Ao ser questionado se o resultado da apuração foi justo, Hernane foi direto ao analisar as notas de alguns quesitos:

“Não foi um desfile para pra ser derrotado”.

“O trabalho foi árduo. Nossa harmonia foi nota 40. Tentamos tirar o foco das notas baixas do Carnaval 2018, principalmente em evolução, e conseguimos reverter isso. No quesito comissão de frente a perda de pontos foi pertinente, só que com diferenças. No ano passado, tivemos realmente erros apontados de forma clara. Este ano acho que tivemos a intenção negativa já de início. Eu acredito que a escola não foi julgada pelo mérito e o peso do seu enredo, que a meu ver foi primoroso. Trouxemos um legado esquecido pelo seu povo e dentro desse legado que é o próprio samba. E quando você briga pelo racismo estrutural, você se coloca nele. Não foi um desfile para pra ser derrotado. Não digo para disputa de campeonato, mas brigava para ficar entre as cinco primeiras”, afirmou.

Hernane Siqueira. Foto: Acervo Pessoal/Hernane Siqueira

Ressaltando que nunca havia vivido a experiência de descenso em seus 26 anos de carreira, Hernane Siqueira também demonstrou surpresa com a colocação de algumas coirmãs: “É incrível como uma Mocidade Alegre com um desfile tão primoroso ficar em oitavo lugar. Junto com ela uma Acadêmicos do Tatuapé que passou maravilhosamente bem, no sétimo lugar. Sem contar uma Tom Maior que brigou com a Acadêmicos do Tucuruvi para não cair, sendo que as três ficaram empatadas em primeiro lugar no ano passado”.

Os meses que antecederam o desfile não foram fáceis para a Vai-Vai. Segundo o carnavalesco, construir um espetáculo em uma temporada repleta de situações adversas não atrapalhou o desenvolvimento do projeto apresentado na Avenida.

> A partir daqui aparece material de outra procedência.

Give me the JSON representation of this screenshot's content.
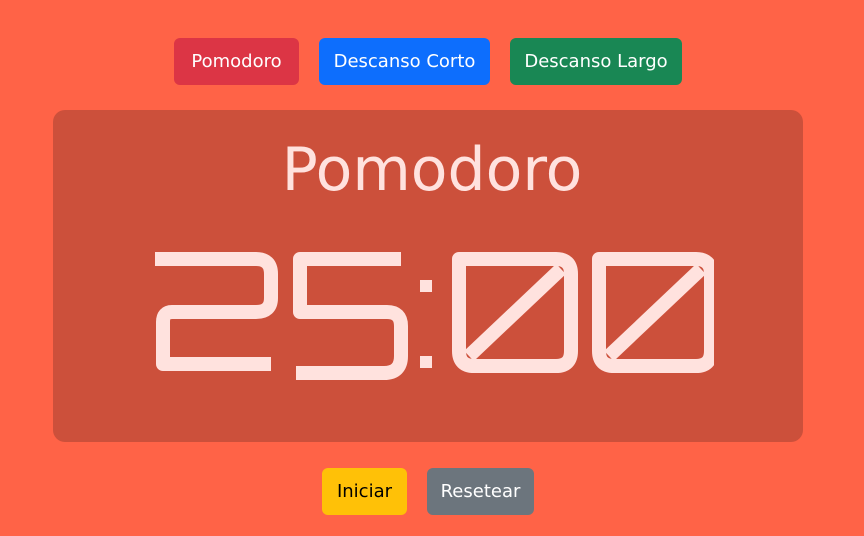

“Tem duas maneiras de se trabalhar uma escola gigante como a Vai-Vai. Ou você atua como um profissional que não se envolve, tipo aquele carnavalesco que vende projeto e se ausenta, ou você vai à luta. Quando digo ir à luta, é no sentido de fazer certo a partir do momento que você tem que trazer as pessoas para o projeto. Então a fórmula que eu achei pra driblar todo o ano conturbado foi trazer a comunidade para dentro. Inseri desde todos dentro de tudo. Visitação de barracão, forças tarefas para ajudar em fantasias e participação das pessoas na construção das ideias. Foi um momento novo, porque a Vai-Vai era muito fechada em relação a isso. Posso dizer que conheci cada componente da escola”, contou.

Sobre o futuro, Hernane Siqueira não fez rodeios ao falar de sua situação com a diretoria executiva da Saracura.

“Estou aguardando o pronunciamento da diretoria, mas por mim não existe tristeza, existe trabalho. 2020 está ai. Vamos superar as diferenças e fazer uma grande Carnaval rumo aos 90 anos da Escola do Povo”.